Anfang Mai hat die Europäische Kommission die überarbeitete Fassung der EU-Entwaldungsverordnung (EUDR) veröffentlicht. Die neuen Regelungen bringen spürbare Entlastungen für viele Unternehmen und schaffen mehr Klarheit bei der Umsetzung der Anforderungen.
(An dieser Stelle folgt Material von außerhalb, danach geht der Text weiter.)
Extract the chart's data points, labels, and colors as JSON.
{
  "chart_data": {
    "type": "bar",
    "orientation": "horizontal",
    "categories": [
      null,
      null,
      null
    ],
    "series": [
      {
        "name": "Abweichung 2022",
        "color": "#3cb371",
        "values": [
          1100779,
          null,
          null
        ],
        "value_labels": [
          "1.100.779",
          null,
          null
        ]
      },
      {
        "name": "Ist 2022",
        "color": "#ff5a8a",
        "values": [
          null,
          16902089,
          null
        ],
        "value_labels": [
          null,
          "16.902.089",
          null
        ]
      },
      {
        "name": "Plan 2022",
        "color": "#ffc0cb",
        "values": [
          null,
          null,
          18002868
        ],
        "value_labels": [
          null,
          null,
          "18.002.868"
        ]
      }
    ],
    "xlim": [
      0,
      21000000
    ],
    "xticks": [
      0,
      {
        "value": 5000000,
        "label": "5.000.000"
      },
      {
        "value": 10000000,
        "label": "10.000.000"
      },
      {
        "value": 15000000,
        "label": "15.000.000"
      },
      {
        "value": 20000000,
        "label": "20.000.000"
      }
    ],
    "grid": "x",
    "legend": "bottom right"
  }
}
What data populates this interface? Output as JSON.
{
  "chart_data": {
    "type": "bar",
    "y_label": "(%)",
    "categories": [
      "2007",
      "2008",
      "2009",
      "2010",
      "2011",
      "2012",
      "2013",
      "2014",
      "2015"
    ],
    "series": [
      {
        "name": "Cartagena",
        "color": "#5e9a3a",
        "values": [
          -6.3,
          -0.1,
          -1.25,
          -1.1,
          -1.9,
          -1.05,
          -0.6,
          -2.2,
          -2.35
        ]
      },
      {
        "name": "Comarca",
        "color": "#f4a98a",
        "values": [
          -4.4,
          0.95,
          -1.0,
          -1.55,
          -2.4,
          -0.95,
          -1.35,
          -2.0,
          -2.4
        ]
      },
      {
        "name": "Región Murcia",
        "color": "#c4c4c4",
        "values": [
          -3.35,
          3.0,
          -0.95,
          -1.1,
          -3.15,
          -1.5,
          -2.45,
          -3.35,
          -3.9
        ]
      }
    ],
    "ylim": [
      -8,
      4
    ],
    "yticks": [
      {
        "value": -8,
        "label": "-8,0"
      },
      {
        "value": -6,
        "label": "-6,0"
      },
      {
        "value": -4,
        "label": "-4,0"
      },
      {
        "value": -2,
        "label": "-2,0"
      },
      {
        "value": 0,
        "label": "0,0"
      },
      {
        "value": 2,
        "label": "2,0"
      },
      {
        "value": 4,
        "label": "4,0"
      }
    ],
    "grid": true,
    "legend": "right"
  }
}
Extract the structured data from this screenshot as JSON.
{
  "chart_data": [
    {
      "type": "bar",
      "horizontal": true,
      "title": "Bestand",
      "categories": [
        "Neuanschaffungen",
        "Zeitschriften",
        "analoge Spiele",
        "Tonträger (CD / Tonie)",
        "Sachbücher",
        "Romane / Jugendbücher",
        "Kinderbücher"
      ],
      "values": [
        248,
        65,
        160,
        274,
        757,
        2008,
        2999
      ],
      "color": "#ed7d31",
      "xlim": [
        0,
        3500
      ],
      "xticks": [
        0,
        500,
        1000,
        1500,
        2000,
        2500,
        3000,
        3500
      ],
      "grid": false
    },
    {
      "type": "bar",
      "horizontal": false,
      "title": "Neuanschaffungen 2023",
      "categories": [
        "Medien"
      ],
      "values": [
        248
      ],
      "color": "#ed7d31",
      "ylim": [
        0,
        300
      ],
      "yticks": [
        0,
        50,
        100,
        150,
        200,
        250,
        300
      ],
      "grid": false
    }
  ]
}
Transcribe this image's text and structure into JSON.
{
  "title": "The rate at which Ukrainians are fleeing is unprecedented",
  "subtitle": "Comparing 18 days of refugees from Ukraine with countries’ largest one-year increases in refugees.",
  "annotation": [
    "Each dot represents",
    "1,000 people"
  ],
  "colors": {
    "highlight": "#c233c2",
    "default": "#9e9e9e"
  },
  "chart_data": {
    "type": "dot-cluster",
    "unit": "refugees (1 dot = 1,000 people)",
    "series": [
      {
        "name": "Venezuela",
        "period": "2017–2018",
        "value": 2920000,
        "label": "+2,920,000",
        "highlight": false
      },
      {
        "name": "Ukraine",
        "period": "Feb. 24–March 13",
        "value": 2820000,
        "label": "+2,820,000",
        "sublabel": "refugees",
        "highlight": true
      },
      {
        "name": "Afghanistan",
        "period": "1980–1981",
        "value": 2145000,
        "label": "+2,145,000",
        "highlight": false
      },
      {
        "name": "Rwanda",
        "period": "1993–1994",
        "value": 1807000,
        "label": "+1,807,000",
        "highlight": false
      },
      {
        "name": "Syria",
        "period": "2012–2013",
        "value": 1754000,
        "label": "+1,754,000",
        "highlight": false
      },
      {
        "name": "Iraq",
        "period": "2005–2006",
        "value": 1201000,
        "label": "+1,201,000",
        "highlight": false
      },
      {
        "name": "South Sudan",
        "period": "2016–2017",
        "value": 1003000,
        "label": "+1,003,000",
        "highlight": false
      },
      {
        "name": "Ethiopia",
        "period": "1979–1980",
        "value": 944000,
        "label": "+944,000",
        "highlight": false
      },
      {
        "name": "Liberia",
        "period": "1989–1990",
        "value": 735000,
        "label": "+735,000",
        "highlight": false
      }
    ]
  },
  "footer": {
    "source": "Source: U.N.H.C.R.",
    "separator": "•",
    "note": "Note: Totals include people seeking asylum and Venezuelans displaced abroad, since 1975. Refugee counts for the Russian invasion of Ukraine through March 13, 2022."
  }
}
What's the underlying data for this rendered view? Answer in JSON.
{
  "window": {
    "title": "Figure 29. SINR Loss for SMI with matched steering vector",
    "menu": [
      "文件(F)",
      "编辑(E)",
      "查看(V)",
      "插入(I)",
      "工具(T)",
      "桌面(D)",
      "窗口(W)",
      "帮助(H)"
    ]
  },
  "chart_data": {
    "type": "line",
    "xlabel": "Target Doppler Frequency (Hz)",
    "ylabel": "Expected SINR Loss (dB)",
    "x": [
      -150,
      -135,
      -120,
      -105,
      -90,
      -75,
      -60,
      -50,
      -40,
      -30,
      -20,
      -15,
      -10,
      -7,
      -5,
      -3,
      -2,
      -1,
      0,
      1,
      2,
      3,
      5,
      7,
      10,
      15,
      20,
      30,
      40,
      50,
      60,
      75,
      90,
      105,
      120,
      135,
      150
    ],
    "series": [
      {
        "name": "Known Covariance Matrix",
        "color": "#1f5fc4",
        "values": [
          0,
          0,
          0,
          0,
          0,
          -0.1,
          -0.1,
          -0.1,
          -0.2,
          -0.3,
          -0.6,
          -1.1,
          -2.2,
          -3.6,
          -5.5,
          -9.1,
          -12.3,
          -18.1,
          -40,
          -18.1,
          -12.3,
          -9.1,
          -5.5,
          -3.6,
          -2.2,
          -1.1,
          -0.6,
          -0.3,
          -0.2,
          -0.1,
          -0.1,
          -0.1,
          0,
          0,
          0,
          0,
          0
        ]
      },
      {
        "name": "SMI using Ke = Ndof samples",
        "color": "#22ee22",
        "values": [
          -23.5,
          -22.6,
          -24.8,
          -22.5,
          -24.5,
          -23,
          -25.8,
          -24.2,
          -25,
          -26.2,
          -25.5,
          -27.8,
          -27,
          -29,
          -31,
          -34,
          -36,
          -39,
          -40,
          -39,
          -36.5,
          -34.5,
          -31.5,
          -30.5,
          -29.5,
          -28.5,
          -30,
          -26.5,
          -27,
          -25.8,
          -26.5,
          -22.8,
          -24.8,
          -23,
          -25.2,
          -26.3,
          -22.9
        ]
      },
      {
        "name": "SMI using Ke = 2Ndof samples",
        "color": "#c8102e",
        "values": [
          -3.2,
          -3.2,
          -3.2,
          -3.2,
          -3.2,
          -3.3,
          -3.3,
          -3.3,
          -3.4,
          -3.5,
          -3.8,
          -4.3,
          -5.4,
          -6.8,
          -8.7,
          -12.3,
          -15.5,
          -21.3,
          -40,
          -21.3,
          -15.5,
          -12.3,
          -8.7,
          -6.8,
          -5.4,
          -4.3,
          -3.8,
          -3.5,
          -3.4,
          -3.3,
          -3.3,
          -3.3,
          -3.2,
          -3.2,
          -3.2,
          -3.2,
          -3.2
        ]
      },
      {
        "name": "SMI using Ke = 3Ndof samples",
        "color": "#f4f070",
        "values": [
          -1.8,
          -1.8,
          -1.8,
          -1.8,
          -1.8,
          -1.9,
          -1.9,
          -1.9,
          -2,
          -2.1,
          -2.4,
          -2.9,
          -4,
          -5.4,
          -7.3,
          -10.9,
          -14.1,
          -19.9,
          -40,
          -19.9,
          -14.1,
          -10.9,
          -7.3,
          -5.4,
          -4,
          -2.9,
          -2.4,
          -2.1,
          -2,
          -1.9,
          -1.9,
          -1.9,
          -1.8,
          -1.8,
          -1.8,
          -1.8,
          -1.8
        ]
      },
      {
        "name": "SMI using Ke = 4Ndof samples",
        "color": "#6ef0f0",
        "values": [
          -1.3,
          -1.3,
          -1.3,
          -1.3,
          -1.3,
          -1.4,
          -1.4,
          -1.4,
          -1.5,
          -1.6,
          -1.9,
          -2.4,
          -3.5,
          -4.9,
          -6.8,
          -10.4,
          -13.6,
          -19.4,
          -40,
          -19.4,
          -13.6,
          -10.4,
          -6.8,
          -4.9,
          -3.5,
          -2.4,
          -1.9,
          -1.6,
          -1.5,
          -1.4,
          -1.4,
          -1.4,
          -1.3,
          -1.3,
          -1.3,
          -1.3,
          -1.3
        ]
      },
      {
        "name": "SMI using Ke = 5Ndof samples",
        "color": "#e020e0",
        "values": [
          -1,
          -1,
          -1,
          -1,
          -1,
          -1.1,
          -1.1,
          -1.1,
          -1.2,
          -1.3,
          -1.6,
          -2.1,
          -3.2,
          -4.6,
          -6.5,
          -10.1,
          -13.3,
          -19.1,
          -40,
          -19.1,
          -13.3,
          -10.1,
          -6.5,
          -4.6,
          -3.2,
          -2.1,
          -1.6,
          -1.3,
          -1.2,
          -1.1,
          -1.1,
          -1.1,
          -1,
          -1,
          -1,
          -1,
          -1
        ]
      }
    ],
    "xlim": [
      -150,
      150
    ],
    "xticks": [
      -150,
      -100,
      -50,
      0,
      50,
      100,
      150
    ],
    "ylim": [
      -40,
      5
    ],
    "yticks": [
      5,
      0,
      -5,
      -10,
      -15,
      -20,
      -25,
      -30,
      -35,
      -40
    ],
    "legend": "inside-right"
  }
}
Besonders positiv ist die Unterscheidung zwischen Erst-Inverkehrbringern und nachgelagerten Marktteilnehmern. Nachgelagerte Marktteilnehmer müssen künftig keine eigene Sorgfaltserklärung mehr erstellen. Stattdessen genügt es, die Referenznummer der Sorgfaltserklärung ihres Lieferanten einzuholen und entsprechend zu dokumentieren. Für Erst-Inverkehrbringer bleiben die Anforderungen hingegen unverändert. Sie müssen weiterhin sämtliche Sorgfaltspflichten erfüllen – von der Risikobewertung über die Datenerhebung bis hin zur Bereitstellung von Geolokalisierungsdaten.

Darüber hinaus wurde mit „Kleinstunternehmen und kleinen Primärerzeugern“ eine neue Unternehmenskategorie eingeführt. Unternehmen dieser Gruppe profitieren von vereinfachten Sorgfaltserklärungen und reduzierten Informationspflichten.

Für viele Unternehmen stellen diese Änderungen eine deutliche Erleichterung dar. Gleichzeitig entbinden sie jedoch nicht vollständig von ihren Prüf- und Dokumentationspflichten. In der Praxis werden viele Unternehmen sogar beide Rollen gleichzeitig einnehmen: Während sie bei bestimmten Produkten als nachgelagerter Marktteilnehmer agieren, können sie bei anderen Produkten Erst-Inverkehrbringer sein. Insbesondere bei umfangreichen Produktportfolios ist daher eine sorgfältige Bewertung der jeweiligen Lieferkettenposition unerlässlich.

Die damit verbundenen Datenmengen und Dokumentationsanforderungen machen deutlich, dass eine professionelle Softwareunterstützung zunehmend unverzichtbar wird. Unternehmen benötigen Lösungen, die Prozesse standardisieren, automatisieren und dabei helfen, die vielfältigen Anforderungen der EUDR effizient und rechtskonform umzusetzen.

Genau hierbei unterstützt das EUDR-Modul unserer Softwarelösung DataCross. Das Modul identifiziert automatisch, welche Produkte von der EUDR betroffen sind und welche nicht. Gleichzeitig können alle für die Sorgfaltserklärung erforderlichen Informationen standardisiert und automatisiert bei Lieferanten angefragt werden.

DataCross berücksichtigt dabei sämtliche relevanten Unternehmensrollen – vom Erst-Inverkehrbringer über den nachgelagerten Marktteilnehmer bis hin zu Kleinstunternehmen und kleinen Primärerzeugern – und weist automatisch die jeweils zutreffende Rolle aus. Darüber hinaus ermöglicht eine direkte Schnittstelle zum EU-Informationssystem die Übermittlung von Sorgfaltserklärungen.

Der gesamte Prozess wird dabei lückenlos dokumentiert – von der ersten Lieferantenanfrage bis zur erfolgreichen Einreichung der Sorgfaltserklärung.

So schaffen Unternehmen nicht nur Transparenz und Rechtssicherheit, sondern reduzieren gleichzeitig den administrativen Aufwand bei der Umsetzung der EUDR erheblich.